Similarly, rugby also helped to forge closer ties between Singapore and New Zealand. When the New Zealand forces occupied Dieppe Barracks in 1971, the rugby pitch along Sembawang Road became the centrepiece of public diplomacy between the two countries. From 1971 to 1989, Dieppe Barracks hosted hundreds of rugby matches, often between the Kiwis and local teams. These efforts strengthened New Zealand’s soft power and enhanced people-to-people ties between the two countries.

Maori challenge
At Dieppe Barracks, visitors would customarily be met by a Maori challenge party in their traditional costume and war paint. The latter would issue a warrior’s challenge to ascertain if the visitor came in war or peace. In this photo, General B.M. Poananga CB, CBE, Chief of the General Staff, accepts the challenge during his visit to the barracks. Image reproduced from 1 RNZIR Journal. (1982). Singapore: First Battalion Royal New Zealand Infantry Regiment. (Call no.: RCLOS 356.1109931 RNZIRF).

In 1979, for instance, the Singapore Combined Schools’ rugby squad described a match and training clinic with the New Zealand All Blacks as a “dream date”, held in what The Straits Times called “a truly New Zealand atmosphere at the Dieppe Barracks”.16 In the Singaporean schoolboy’s imagination, Dieppe Barracks was a portal into the distant land of New Zealand.

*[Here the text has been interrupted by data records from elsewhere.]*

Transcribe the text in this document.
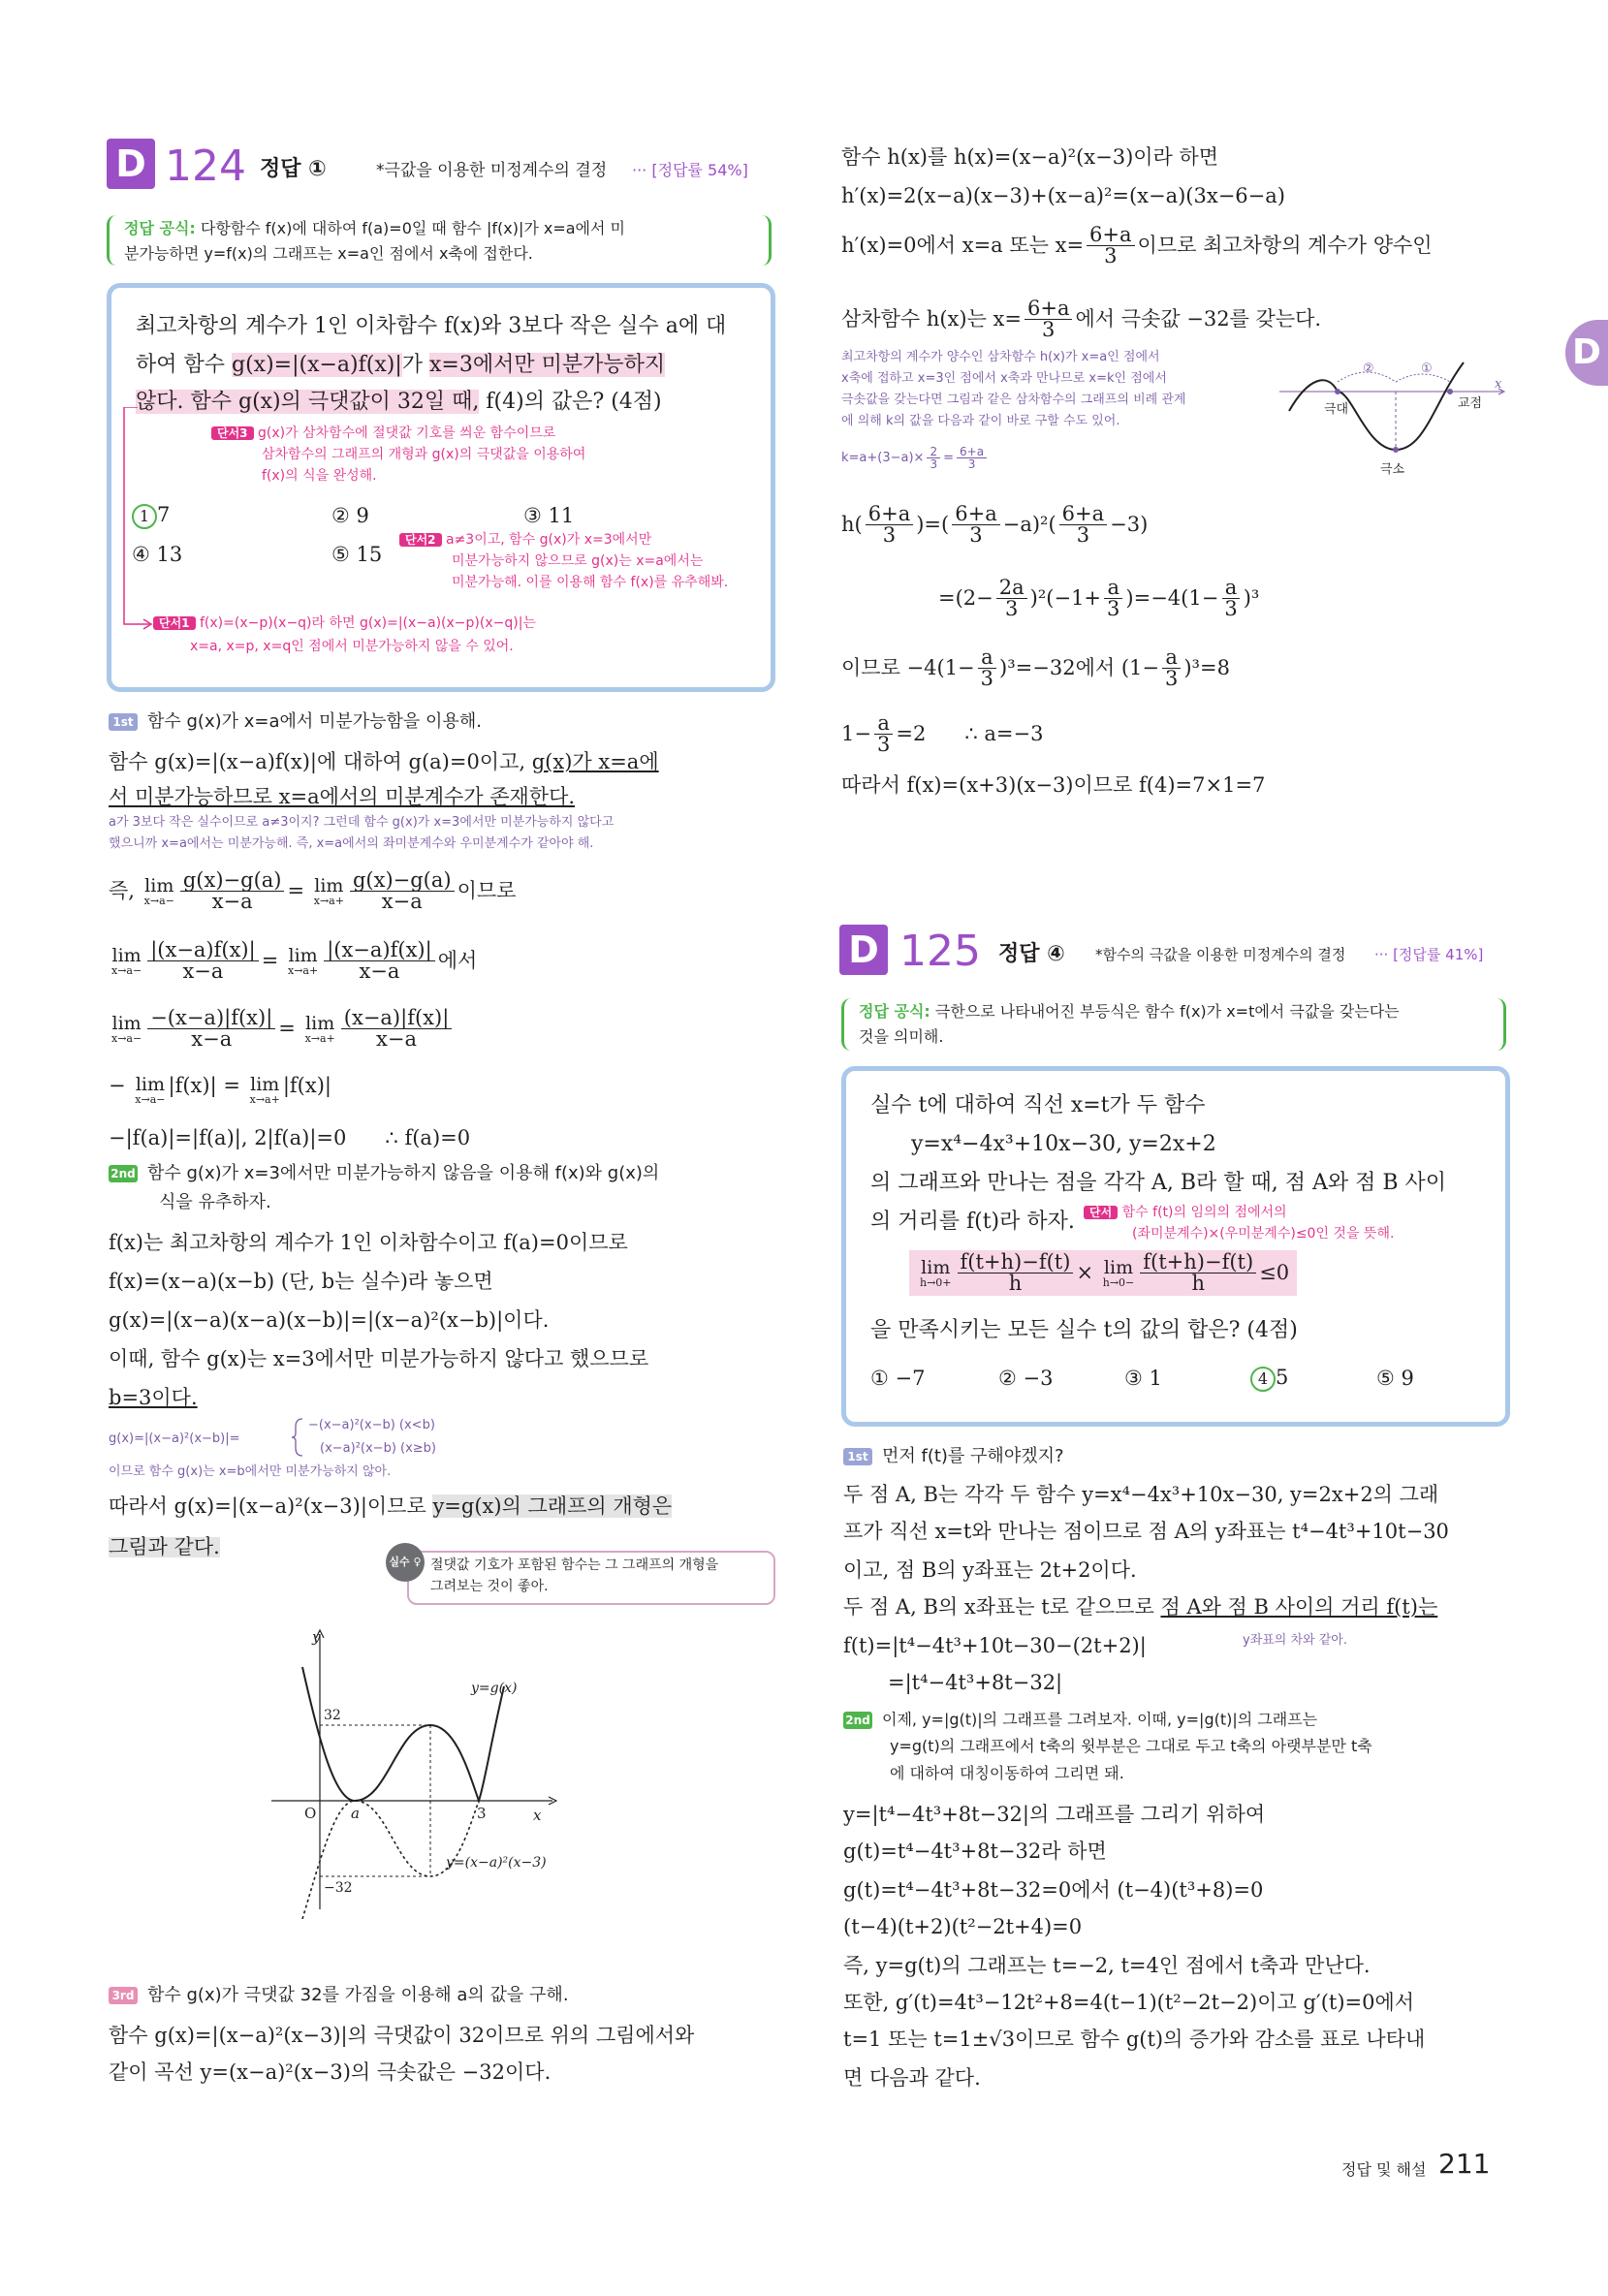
D 124 정답 ①	*극값을 이용한 미정계수의 결정 ··· [정답률 54%]
정답 공식: 다항함수 f(x)에 대하여 f(a)=0일 때 함수 |f(x)|가 x=a에서 미
분가능하면 y=f(x)의 그래프는 x=a인 점에서 x축에 접한다.
최고차항의 계수가 1인 이차함수 f(x)와 3보다 작은 실수 a에 대
하여 함수 g(x)=|(x−a)f(x)|가 x=3에서만 미분가능하지
않다. 함수 g(x)의 극댓값이 32일 때, f(4)의 값은? (4점)
단서3 g(x)가 삼차함수에 절댓값 기호를 씌운 함수이므로
삼차함수의 그래프의 개형과 g(x)의 극댓값을 이용하여
f(x)의 식을 완성해.
1 7	② 9	③ 11
④ 13	⑤ 15
단서2 a≠3이고, 함수 g(x)가 x=3에서만
미분가능하지 않으므로 g(x)는 x=a에서는
미분가능해. 이를 이용해 함수 f(x)를 유추해봐.
단서1 f(x)=(x−p)(x−q)라 하면 g(x)=|(x−a)(x−p)(x−q)|는
x=a, x=p, x=q인 점에서 미분가능하지 않을 수 있어.
1st 함수 g(x)가 x=a에서 미분가능함을 이용해.
함수 g(x)=|(x−a)f(x)|에 대하여 g(a)=0이고, g(x)가 x=a에
서 미분가능하므로 x=a에서의 미분계수가 존재한다.
a가 3보다 작은 실수이므로 a≠3이지? 그런데 함수 g(x)가 x=3에서만 미분가능하지 않다고
했으니까 x=a에서는 미분가능해. 즉, x=a에서의 좌미분계수와 우미분계수가 같아야 해.
즉,
lim
$x\to a- \frac{g(x)-g(a)}{x-a} = \lim$
$x\to a+ \frac{g(x)-g(a)}{x-a}$ 이므로
lim
$x\to a- \frac{|(x-a)f(x)|}{x-a} = \lim$
$x\to a+ \frac{|(x-a)f(x)|}{x-a}$ 에서
lim
$x\to a- \frac{-(x-a)|f(x)|}{x-a} = \lim$
$x\to a+ \frac{(x-a)|f(x)|}{x-a}$
−
lim
x→a−
|f(x)| =
lim
x→a+
|f(x)|
−|f(a)|=|f(a)|, 2|f(a)|=0 ∴ f(a)=0
2nd 함수 g(x)가 x=3에서만 미분가능하지 않음을 이용해 f(x)와 g(x)의
식을 유추하자.
f(x)는 최고차항의 계수가 1인 이차함수이고 f(a)=0이므로
f(x)=(x−a)(x−b) (단, b는 실수)라 놓으면
g(x)=|(x−a)(x−a)(x−b)|=|(x−a)²(x−b)|이다.
이때, 함수 g(x)는 x=3에서만 미분가능하지 않다고 했으므로
b=3이다.
g(x)=|(x−a)²(x−b)|=
−(x−a)²(x−b) (x<b)
(x−a)²(x−b) (x≥b)
이므로 함수 g(x)는 x=b에서만 미분가능하지 않아.
따라서 g(x)=|(x−a)²(x−3)|이므로 y=g(x)의 그래프의 개형은
그림과 같다.
실수 ♀ 절댓값 기호가 포함된 함수는 그 그래프의 개형을
그려보는 것이 좋아.
y
x
O a	3
32
−32
y=g(x)
y=(x−a)²(x−3)
3rd 함수 g(x)가 극댓값 32를 가짐을 이용해 a의 값을 구해.
함수 g(x)=|(x−a)²(x−3)|의 극댓값이 32이므로 위의 그림에서와
같이 곡선 y=(x−a)²(x−3)의 극솟값은 −32이다.
함수 h(x)를 h(x)=(x−a)²(x−3)이라 하면
h′(x)=2(x−a)(x−3)+(x−a)²=(x−a)(3x−6−a)
h′(x)=0에서 x=a 또는 $x= \frac{6+a}{3}$ 이므로 최고차항의 계수가 양수인
삼차함수 h(x)는 $x= \frac{6+a}{3}$ 에서 극솟값 −32를 갖는다.
최고차항의 계수가 양수인 삼차함수 h(x)가 x=a인 점에서
x축에 접하고 x=3인 점에서 x축과 만나므로 x=k인 점에서
극솟값을 갖는다면 그림과 같은 삼차함수의 그래프의 비례 관계
에 의해 k의 값을 다음과 같이 바로 구할 수도 있어.
$k=a+(3-a)\times \frac{2}{3} = \frac{6+a}{3}$
②	①
극대
극소
교점
x
h ( $\frac{6+a}{3}$ ) = ( $\frac{6+a}{3} -a$ )$^2( \frac{6+a}{3} -3$ )
= $(2- \frac{2a}{3} )^2( -1+ \frac{a}{3}$ ) =−4 ( $1- \frac{a}{3} )^3$
이므로 −4 $(1- \frac{a}{3} )^3 =-32$에서 $(1- \frac{a}{3} )^3 =8$
$1- \frac{a}{3} =2$
∴ a=−3
따라서 f(x)=(x+3)(x−3)이므로 f(4)=7×1=7
D 125 정답 ④ *함수의 극값을 이용한 미정계수의 결정 ··· [정답률 41%]
정답 공식: 극한으로 나타내어진 부등식은 함수 f(x)가 x=t에서 극값을 갖는다는
것을 의미해.
실수 t에 대하여 직선 x=t가 두 함수
y=x⁴−4x³+10x−30, y=2x+2
의 그래프와 만나는 점을 각각 A, B라 할 때, 점 A와 점 B 사이
의 거리를 f(t)라 하자.	단서 함수 f(t)의 임의의 점에서의
(좌미분계수)×(우미분계수)≤0인 것을 뜻해.
lim
$h\to 0+ \frac{f(t+h)-f(t)}{h}$ ×
lim
$h\to 0- \frac{f(t+h)-f(t)}{h} \le 0$
을 만족시키는 모든 실수 t의 값의 합은? (4점)
① −7	② −3	③ 1	4 5	⑤ 9
1st 먼저 f(t)를 구해야겠지?
두 점 A, B는 각각 두 함수 y=x⁴−4x³+10x−30, y=2x+2의 그래
프가 직선 x=t와 만나는 점이므로 점 A의 y좌표는 t⁴−4t³+10t−30
이고, 점 B의 y좌표는 2t+2이다.
두 점 A, B의 x좌표는 t로 같으므로 점 A와 점 B 사이의 거리 f(t)는
f(t)=|t⁴−4t³+10t−30−(2t+2)|	y좌표의 차와 같아.
=|t⁴−4t³+8t−32|
2nd 이제, y=|g(t)|의 그래프를 그려보자. 이때, y=|g(t)|의 그래프는
y=g(t)의 그래프에서 t축의 윗부분은 그대로 두고 t축의 아랫부분만 t축
에 대하여 대칭이동하여 그리면 돼.
y=|t⁴−4t³+8t−32|의 그래프를 그리기 위하여
g(t)=t⁴−4t³+8t−32라 하면
g(t)=t⁴−4t³+8t−32=0에서 (t−4)(t³+8)=0
(t−4)(t+2)(t²−2t+4)=0
즉, y=g(t)의 그래프는 t=−2, t=4인 점에서 t축과 만난다.
또한, g′(t)=4t³−12t²+8=4(t−1)(t²−2t−2)이고 g′(t)=0에서
t=1 또는 t=1±√3이므로 함수 g(t)의 증가와 감소를 표로 나타내
면 다음과 같다.
D
정답 및 해설 211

Aside from sport, Dieppe Barracks also boasted a Maori Cultural Group, which established its base at Marae of Tumatauenga, a sacred meeting place located within the perimeters of the camp. Apart from catering to the spiritual needs of the soldiers, the Maori group toured Southeast Asia to showcase New Zealand’s heritage and culture. In 1981, for instance, it visited Malaysia, Thailand, Indonesia and Brunei, performing at the Sabah Centenary Expo and appearing on Radio Television Malaysia. Similarly, the Kiwi regimental band performed at different venues around the region, enhancing New Zealand’s visibility and prestige.17

Against this backdrop, the SAF developed strong relations with New Zealand troops at Dieppe Barracks. In 1974, the SAF’s elite unit, the 1st Commando Battalion, established ties with 1 RNZIR, visiting each other’s units and holding friendly sports matches. The two countries formalised this partnership in 1982 and thereafter held an Alliance Day parade at the barracks annually. At the 1986 New Zealand Day parade, then Second Minister for Defence Yeo Ning Hong told the men of 1 RNZIR that the SAF was “proud to be associated with a unit as distinguished as [theirs]”, reflecting the fruit of years of defence diplomacy.18

As recently as May 2019, Singapore and New Zealand signed a joint declaration to deepen bilateral cooperation in four areas, including defence and security. At a press conference, Prime Minister of Singapore Lee Hsien Loong and Prime Minister of New Zealand Jacinda Ardern described the two countries as “natural partners”.19 In fact, this “natural” partnership reflected a decades-long history of mutual goodwill, some of which had been fostered at Dieppe Barracks since the 1970s.

Life in Dieppe Barracks

For the most part, a jocular mess culture prevailed at Dieppe Barracks. Archival video footage features barebodied servicemen practising drills, playing squash or basketball, lifting weights and wolfing down copious amounts of food at the cookhouse. The journal of 1 RNZIR described the camp as “our little kingdom… situated among golf courses, rugby fields, bars, messes, clubs and more bars”.20 For young Kiwi soldiers, an overseas posting also presented a chance to see the world and travel across Southeast Asia.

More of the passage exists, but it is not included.